The best way for your physician to diagnose your condition is to give you a thorough physical examination and spend time talking with you about your pain.
Although an X-ray or MRI can be useful to confirm a diagnosis, nothing beats a physical examination and conversation to help your physician understand what’s going on.
There are four common sources of back pain, each with its own approach to diagnosis and treatment.
Low-back arthritis pain. Wear and tear on the spine joints or facets can result in arthritis pain. You may feel pain in your back and in your groin. Low-back arthritis pain typically worsens when you walk or lean back but may not be present when you lean forward, such as when you push a grocery cart.
To confirm this diagnosis, your doctor may do a brief outpatient procedure called a lumbar medial branch block.
A common treatment for this condition is radio frequency ablation— a quick, X-ray-guided outpatient procedure that uses heat to destroy the microscopic nerves that cause joint pain. This procedure typically provides 60 to 70 percent or more relief from pain for six to 12 months and may be repeated, if needed.
Herniated disc/degenerative disc/lumbar stenosis. Whereas arthritis pain comes from outside the spine, this pain comes from within the spine. It manifests as a deep, dull ache that may travel down the legs, with the pain increasing when you lean forward.
Often, a physical exam followed by an MRI will provide the proper diagnosis.
The primary interventional treatment is a nerve root steroid injection, which is an outpatient, X-ray-guided procedure that uses steroids to reduce inflammation. This procedure typically provides relief for two to three months or longer; repeating the nerve root injection may lengthen the duration of pain relief.

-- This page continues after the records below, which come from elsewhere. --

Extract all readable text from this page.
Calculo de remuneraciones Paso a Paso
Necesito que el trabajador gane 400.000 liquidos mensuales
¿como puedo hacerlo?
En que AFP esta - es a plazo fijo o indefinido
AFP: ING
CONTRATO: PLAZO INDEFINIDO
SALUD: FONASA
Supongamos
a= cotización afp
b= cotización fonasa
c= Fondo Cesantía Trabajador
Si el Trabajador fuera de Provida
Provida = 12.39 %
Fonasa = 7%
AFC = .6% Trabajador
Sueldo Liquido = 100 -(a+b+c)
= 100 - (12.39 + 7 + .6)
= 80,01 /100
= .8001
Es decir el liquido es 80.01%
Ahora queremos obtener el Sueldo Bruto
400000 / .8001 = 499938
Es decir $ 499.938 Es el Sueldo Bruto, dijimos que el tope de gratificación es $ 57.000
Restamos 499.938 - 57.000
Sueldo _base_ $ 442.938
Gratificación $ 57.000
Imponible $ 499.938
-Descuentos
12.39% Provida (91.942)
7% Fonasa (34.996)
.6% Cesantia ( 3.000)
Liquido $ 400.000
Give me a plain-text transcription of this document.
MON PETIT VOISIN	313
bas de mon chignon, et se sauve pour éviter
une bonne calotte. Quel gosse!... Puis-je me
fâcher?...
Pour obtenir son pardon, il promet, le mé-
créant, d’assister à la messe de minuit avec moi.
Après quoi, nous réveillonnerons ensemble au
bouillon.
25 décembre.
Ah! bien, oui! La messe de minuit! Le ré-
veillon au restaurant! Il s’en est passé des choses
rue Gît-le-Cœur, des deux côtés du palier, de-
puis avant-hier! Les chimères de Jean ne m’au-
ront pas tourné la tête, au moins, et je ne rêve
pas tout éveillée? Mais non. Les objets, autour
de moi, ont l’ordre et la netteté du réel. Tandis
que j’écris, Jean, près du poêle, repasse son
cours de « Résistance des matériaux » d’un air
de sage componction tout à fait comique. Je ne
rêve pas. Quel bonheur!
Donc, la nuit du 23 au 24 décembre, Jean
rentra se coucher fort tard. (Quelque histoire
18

Buttock pain. Commonly caused by inflammation of the sacroiliac joint—the largest joint in the body—this sharp pain occurs below the beltline and may radiate down the legs. This condition often makes it painful to sit and to cross your legs.
It is important to have a physical exam to differentiate this type of pain from others, since epidurals aren’t effective with this diagnosis.
A steroid injection into the SI joint typically provides 50 to 60 percent or more relief for three to four months, sometimes longer.
Hip bursa pain. If the fluid-filled bursa which cushions the hip joint becomes inflamed, it can create pain in the mid-glute that may radiate down to the ankles.
A physical exam can usually reveal a tender bursa. An X-ray may be ordered to confirm the diagnosis.
A steroid injection in the hip typically provides 50 percent or more relief for three to four months or more.
No matter what type of back pain you experience, you can often extend the period of relief you get from treatment by following your physician’s recommendations.
These may include physical therapy to strengthen core muscles and lifestyle modifications such as following a healthy diet, refraining from activities that make your back condition worse, losing weight, exercising and quitting smoking.
Amit Gupta, D.O., is a graduate of the Brigham and Women’s Hospital Harvard Medical School Pain Medicine Fellowship. He is an interventional pain management and anesthesiology specialist serving Simi Valley, Westlake Village and Valencia, and he is on the Simi Valley Hospital medical staff.